Çarşamba, Mayıs 02, 2012

Naçar Zenofobi


*Yerkürenin etrafında döndüğünü bütün fiziki realitelerin reddiyesi ile kabul bellediğimiz bu evrende, kuşkusuz pitoresk kelimesinin raddesi kadim yegane karşılığı kadındır.
*Kıtasal batının, batının doğusu, doğunun ortası diye kabul ettiği, ne doğulu ne batılı, irrasyonel ve tutarsız bir sosyolojik harmoni içinde debelenen, kendi resmi eğitimi tarafından onyıllardır ‘doğu ile batı arasında köprü’ olarak nitelendirilmeye gayret edilip de esasen kara ve sert ‘iki ucu boklu değnek’ gerçeğinden kurtulamayan bu çoğrafyadan ister batıya, ister doğuya bakılsın; kadının ızdırabı bakidir. Edilgenlik, erkekler tarafından, yine ‘erk’ hissiyatlar ile, atfedilmiş bir benlik özellemesidir, karşının cinsine. Şemali, şekli değişir belki ama esası asla değişmez.

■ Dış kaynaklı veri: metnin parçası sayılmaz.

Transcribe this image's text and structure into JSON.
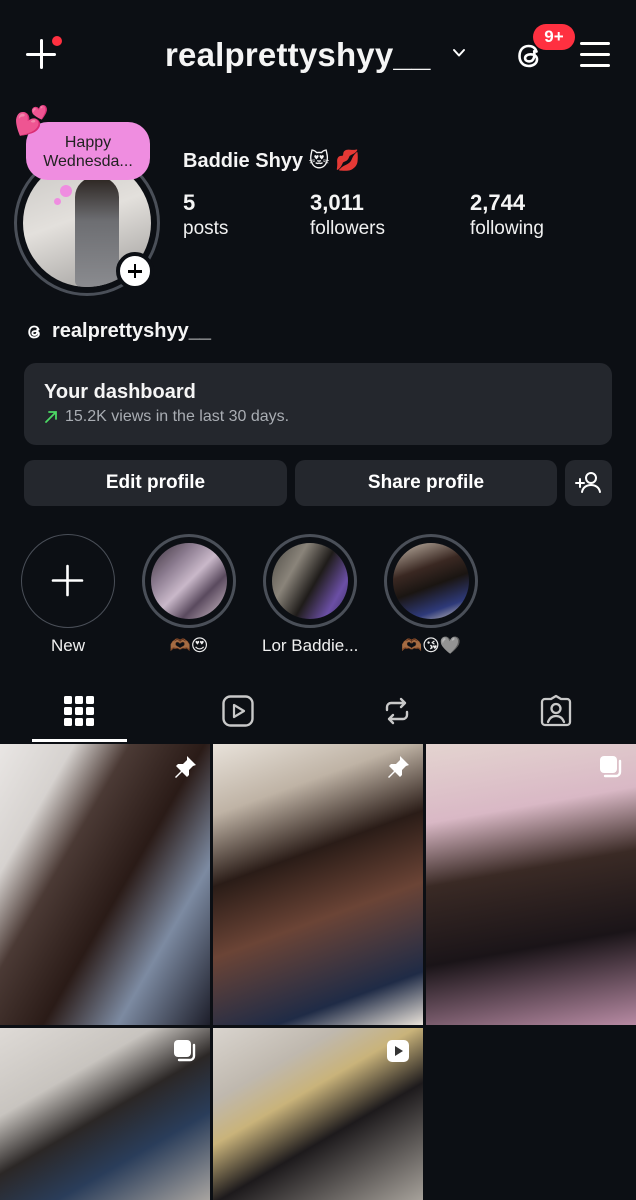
{
  "header": {
    "username": "realprettyshyy__",
    "notification_badge": "9+",
    "colors": {
      "badge": "#ff3040",
      "background": "#0c0f14"
    }
  },
  "profile": {
    "note_text": "Happy Wednesda...",
    "note_emoji": "💕",
    "display_name": "Baddie Shyy 😻 💋",
    "stats": [
      {
        "number": "5",
        "label": "posts"
      },
      {
        "number": "3,011",
        "label": "followers"
      },
      {
        "number": "2,744",
        "label": "following"
      }
    ],
    "threads_handle": "realprettyshyy__"
  },
  "dashboard": {
    "title": "Your dashboard",
    "subtitle": "15.2K views in the last 30 days.",
    "arrow_icon": "trend-up-icon"
  },
  "buttons": {
    "edit_profile": "Edit profile",
    "share_profile": "Share profile",
    "add_person_icon": "add-person-icon"
  },
  "highlights": [
    {
      "label": "New"
    },
    {
      "label": "🫶🏾😍"
    },
    {
      "label": "Lor Baddie..."
    },
    {
      "label": "🫶🏾😘🩶"
    }
  ],
  "tabs": [
    "grid-icon",
    "reels-icon",
    "reposts-icon",
    "tagged-icon"
  ],
  "posts": [
    {
      "icon": "pin-icon"
    },
    {
      "icon": "pin-icon"
    },
    {
      "icon": "carousel-icon"
    },
    {
      "icon": "carousel-icon"
    },
    {
      "icon": "reel-icon"
    }
  ]
}
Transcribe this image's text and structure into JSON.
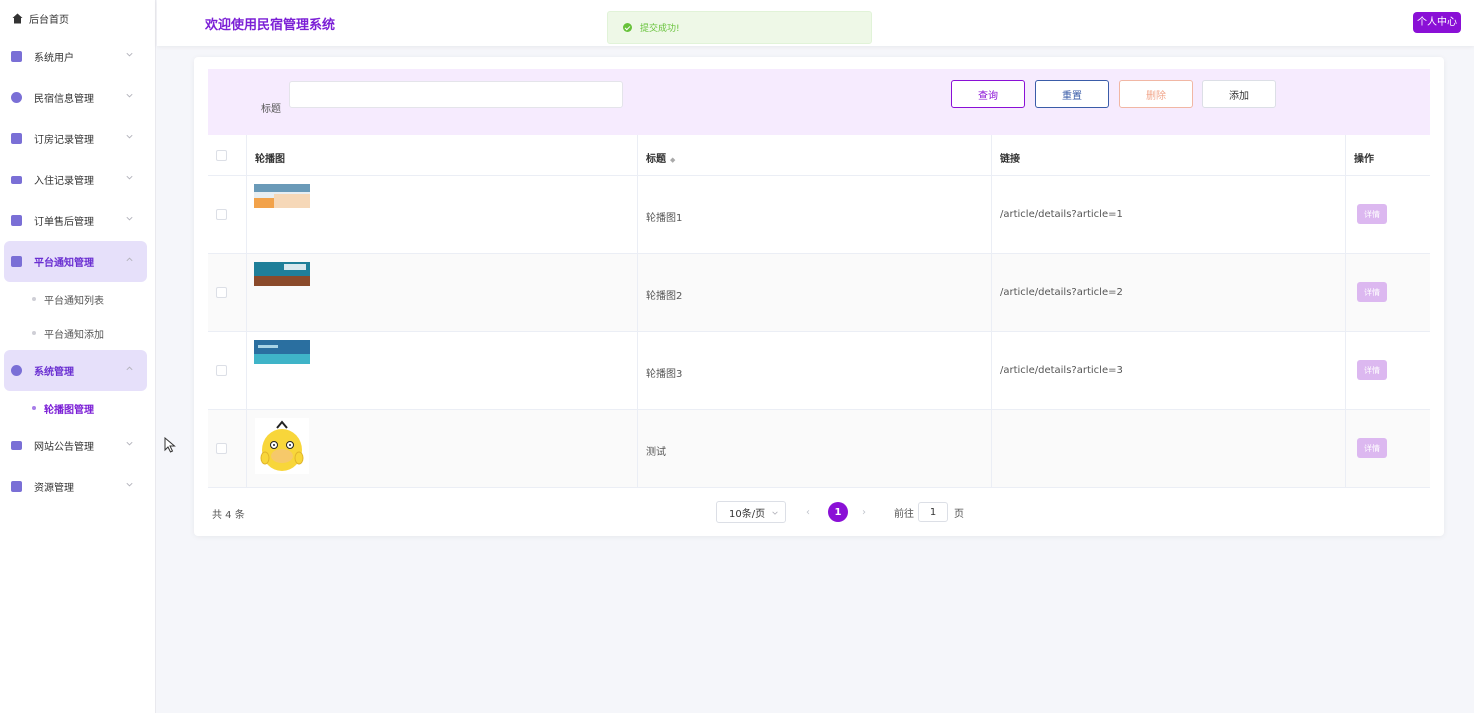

*Kadın, doğuya gidildikçe hükmen yenik, batıya gidildikçe hükmen galiptir. En heroik halinde bile kadın, erkek üzerindeki (ki burada yine it gibi bir erkek merkezli algılayış vardır) ‘elde edilebilme’ zorluğu üzerinden nitelenir. Çünkü doğuda kadın salt bir metadır; yine de batıdaki kadar zorbaca değil. Hükmen galip olan batıdaki kadın. Yani, erkek cinsinin çevresinde pervane olduğu, yani vajinal kualifikasyonun diğer tüm insani özelliklerinin önüne geçtiği gerçeğine dayanarak ve bunun farkında olarak ve bunun ‘kıymetini bilerek’ yaşadığı zaman daralıklarında, kadın yine edilgendir.

*Değişen bir şey yok temelde. Çok para edecek dekolteli fikirleri yine genellikle erkekler yazıyor. Kadını evlere, mahzenlere, reklam söylemlerine yine erkekler kapatıyor. Kadın, meta; kadın, eşya. Ulaşılamazlığı, aksinden bile daha karşı egemen.  Edilgen kadın bir utançsa, diğer türlü fiziken erişilmesi mecrasında her yolun mübah olduğu bir ütopya. Her şey yine kadının kendisine dair olan değil, erkeğin ona biçtiği sıfat tamlaması esasında.

*Kadın, ister batıda, ister doğuda, ister istemez kabullenip kullanılmak zorunda bırakılıyor hala.
*Kadın, erkeğin karşısında, her ne şart ve zaman ve coğrafya söz konusu olursa olsun, bizatihi ‘insan’ olarak görülmüyor hala.